As we know, after Christ’s Resurrection He spent forty days with His Disciples teaching them. And by teaching I mean not giving them instruction but simply being with them and with His way of living showing what it truly means to live the way of the uncreated. And by ascending today He took with Him His human nature to the realm of the uncreated God. We call it heaven but it’s even more than that.

When He left the Disciples they were not sorrowful as we heard in the Gospel, they returned to Jerusalem with great joy. And one can wonder how someone can be joyful when ones most beloved persons departs and leaves.

But, dear brothers and sisters, in the Church the absence is not what it is in the created existence, in our everyday life; especially when we speak of the presence of the absence in terms of Christology. Christ is never absent from the Church because He is the head of the Church but His seemingly absence is the real presence. Why: Because He leaves it to our freedom to accept His presence as a free event of our own freedom. That negates our conventional logic and affirms the logic of the resurrection, the logic of God who is not visible but is visibly present in our lives and the entire creation. So by celebrating Christ’s Ascension we affirm our freedom as human beings, we affirm our faith in the visible God, with His promise, the promise of the Holy Spirit, which keeps the Church alive and also gives the certainty of faith to the entire universe and the physical absence of Christ is filled with the presence of the Holy Spirit.

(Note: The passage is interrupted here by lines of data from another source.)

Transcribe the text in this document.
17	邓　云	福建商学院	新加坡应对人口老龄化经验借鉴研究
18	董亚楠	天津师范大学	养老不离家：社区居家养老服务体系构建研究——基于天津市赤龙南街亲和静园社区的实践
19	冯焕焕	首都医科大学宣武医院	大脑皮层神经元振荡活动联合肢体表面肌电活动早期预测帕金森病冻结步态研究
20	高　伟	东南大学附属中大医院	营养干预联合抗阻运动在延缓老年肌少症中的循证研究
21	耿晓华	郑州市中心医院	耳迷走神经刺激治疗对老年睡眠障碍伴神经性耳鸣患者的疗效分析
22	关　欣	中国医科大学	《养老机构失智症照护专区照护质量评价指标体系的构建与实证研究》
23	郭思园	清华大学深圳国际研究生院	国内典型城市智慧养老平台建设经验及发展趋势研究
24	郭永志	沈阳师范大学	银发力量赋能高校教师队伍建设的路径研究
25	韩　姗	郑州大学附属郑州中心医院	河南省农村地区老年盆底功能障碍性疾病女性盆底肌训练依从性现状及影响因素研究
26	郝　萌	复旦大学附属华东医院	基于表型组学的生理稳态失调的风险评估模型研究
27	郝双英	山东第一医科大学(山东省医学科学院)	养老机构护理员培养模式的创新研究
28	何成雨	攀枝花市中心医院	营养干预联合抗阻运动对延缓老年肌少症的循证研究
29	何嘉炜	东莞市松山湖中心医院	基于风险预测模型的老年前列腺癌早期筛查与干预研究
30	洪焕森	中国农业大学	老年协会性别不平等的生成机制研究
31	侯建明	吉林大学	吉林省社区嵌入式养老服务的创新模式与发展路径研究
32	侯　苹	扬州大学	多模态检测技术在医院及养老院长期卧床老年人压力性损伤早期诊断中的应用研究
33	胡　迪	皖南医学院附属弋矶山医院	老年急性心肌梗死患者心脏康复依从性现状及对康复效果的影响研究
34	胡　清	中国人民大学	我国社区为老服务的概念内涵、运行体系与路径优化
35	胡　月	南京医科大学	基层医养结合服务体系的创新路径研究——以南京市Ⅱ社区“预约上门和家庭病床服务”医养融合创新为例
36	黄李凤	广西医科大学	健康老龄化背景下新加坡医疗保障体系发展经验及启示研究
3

And that’s the next celebration, the next feast we are going to celebrate very soon. We see already how all these dimensions are intertwined in our life: the Spirit, Christ, the Trinity, the Church as the image of that existence. So that even those who are absent today at the liturgy we know they are present in the Holy Spirit, that mysterious person who fills and fulfills everything that Christ has promised His Church, His Disciples and to us Christians of all generations.

May God bless you all and may we all, with certainty of faith and our freedom, accept this physical absence as a real presence of the Eucharist so that we be faithful disciples of the Lord.